Gambia’s president clings on to power
Gambian President Yahya Jammeh has declared he will not step down despite losing to opposition leader Adama Barrow in a presidential election earlier this month.
In comments on state television late on Tuesday, Jammeh also condemned mediation by the West African regional bloc ECOWAS, which has been trying to persuade him to peacefully hand over power at the end of his mandate on January 18.
“I am not a coward. My right cannot be intimidated and violated. This is my position. Nobody can deprive me of that victory except the Almighty Allah,” said the president, who has been claiming that the election suffered from numerous irregularities.
Jammeh initially accepted the results of the December 1 election, in which Barrow was declared the winner, but reversed his position more than a week later and called for a revote.
His refusal to accept the results prompted political upheaval in the African country, bringing pressure from the international community on him to accept the result and step down. ECOWAS said last week that Jammeh must step down next month and vowed “to take all necessary action to enforce the results” of the election.

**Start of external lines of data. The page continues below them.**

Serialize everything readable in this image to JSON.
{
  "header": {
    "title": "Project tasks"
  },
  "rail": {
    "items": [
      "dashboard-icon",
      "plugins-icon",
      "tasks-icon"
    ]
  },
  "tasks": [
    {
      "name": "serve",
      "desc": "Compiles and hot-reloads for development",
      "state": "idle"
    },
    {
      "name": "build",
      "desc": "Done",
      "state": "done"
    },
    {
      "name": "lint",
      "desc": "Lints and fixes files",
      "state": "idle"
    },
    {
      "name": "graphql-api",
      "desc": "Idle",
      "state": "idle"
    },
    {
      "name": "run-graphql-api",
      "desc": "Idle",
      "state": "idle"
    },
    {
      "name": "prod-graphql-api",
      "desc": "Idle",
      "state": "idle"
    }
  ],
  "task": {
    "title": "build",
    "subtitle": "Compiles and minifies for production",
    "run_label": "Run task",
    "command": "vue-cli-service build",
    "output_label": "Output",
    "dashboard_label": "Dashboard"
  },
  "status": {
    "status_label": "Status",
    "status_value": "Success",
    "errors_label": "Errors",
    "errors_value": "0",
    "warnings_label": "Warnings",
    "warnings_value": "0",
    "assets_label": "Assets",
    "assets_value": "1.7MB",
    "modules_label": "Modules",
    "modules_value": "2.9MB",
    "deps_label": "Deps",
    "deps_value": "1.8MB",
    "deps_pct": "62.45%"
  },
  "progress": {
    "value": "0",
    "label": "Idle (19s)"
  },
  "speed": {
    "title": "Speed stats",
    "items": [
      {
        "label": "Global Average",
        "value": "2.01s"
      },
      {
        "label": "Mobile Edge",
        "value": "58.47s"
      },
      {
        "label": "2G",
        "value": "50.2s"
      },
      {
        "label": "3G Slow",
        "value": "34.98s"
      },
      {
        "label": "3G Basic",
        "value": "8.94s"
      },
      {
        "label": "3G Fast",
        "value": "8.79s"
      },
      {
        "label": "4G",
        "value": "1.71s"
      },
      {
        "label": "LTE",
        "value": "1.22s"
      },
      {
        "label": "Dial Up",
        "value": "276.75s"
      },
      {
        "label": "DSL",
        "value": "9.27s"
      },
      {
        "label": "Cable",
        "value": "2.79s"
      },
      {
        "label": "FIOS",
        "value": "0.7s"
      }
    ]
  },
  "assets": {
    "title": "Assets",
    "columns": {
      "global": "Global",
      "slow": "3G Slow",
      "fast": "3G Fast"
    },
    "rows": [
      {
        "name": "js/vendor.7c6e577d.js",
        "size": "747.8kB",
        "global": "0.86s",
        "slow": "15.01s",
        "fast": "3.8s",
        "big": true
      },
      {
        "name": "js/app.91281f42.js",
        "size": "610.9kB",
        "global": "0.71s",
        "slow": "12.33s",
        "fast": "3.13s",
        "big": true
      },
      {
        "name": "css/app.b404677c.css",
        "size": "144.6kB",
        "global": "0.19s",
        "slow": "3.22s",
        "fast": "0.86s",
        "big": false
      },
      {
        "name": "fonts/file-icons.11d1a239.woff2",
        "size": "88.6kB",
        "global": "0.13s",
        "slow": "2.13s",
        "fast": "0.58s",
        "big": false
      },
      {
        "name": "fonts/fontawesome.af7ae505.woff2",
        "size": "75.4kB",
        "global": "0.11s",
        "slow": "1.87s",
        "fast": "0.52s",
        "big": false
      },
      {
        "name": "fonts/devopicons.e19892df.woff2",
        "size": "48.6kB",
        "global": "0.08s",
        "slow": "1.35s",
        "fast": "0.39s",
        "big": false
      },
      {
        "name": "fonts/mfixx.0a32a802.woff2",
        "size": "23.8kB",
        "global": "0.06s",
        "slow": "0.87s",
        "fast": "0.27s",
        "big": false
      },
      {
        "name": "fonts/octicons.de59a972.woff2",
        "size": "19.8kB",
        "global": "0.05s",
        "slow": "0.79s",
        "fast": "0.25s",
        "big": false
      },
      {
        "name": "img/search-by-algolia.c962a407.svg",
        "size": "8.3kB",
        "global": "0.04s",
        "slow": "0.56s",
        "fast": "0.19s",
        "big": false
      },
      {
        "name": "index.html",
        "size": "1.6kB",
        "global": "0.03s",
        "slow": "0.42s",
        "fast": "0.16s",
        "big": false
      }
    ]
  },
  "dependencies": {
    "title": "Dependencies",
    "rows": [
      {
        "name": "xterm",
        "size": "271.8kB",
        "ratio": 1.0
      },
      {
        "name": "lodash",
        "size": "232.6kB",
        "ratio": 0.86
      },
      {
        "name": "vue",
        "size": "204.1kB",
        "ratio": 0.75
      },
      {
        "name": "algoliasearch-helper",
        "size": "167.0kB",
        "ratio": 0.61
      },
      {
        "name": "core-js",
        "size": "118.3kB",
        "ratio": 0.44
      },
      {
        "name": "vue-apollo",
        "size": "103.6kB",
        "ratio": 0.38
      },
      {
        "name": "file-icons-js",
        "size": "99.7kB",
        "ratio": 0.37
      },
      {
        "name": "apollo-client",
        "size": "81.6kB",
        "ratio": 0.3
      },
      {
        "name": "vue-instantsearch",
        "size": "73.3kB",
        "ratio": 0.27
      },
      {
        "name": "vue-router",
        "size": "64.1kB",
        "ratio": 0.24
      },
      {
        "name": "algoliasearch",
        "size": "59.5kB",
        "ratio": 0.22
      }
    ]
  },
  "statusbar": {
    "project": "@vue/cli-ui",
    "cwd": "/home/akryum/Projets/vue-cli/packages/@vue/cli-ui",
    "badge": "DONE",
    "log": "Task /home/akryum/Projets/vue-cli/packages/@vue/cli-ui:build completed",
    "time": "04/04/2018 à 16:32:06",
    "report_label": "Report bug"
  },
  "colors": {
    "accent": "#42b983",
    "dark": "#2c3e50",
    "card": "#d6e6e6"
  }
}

In his Tuesday remarks, Jammeh said, however, that meetings with ECOWAS mediators had been “a formality” and that he would not step down.
His latest refusal is likely to stoke further tensions in the country, where the military has already been deployed to civilian sites, such as the election commission headquarters, in a show of force by the incumbent.
Halifa Sallah, a spokesman for the opposition, later on Tuesday said that Jammeh would not be prosecuted for his refusal to accept the election results if he ultimately decided to allow a peaceful transition.
“President-elect Barrow says he is going to treat outgoing President Yahya Jammeh like a former head of state and would consult him for advice,” Sallah said. He had formerly said that Jammeh had no constitutional mandate to remain in office beyond January, warning that, “Any president who loses constitutional legitimacy becomes a rebel.”
The United States, the United Nations Security Council and international organizations have also called for a peaceful transition of power.
President Francois Hollande of France, a former colonizer of African states, also said on Tuesday that the results of the polls were “indisputable” and that Barrow “must be installed as soon as possible.”
Jammeh seized power in a military coup in 1994 and has been in power ever since. He has long been under fire for by human rights groups, who accuse him of torturing, imprisoning, or even sometimes killing his opponents.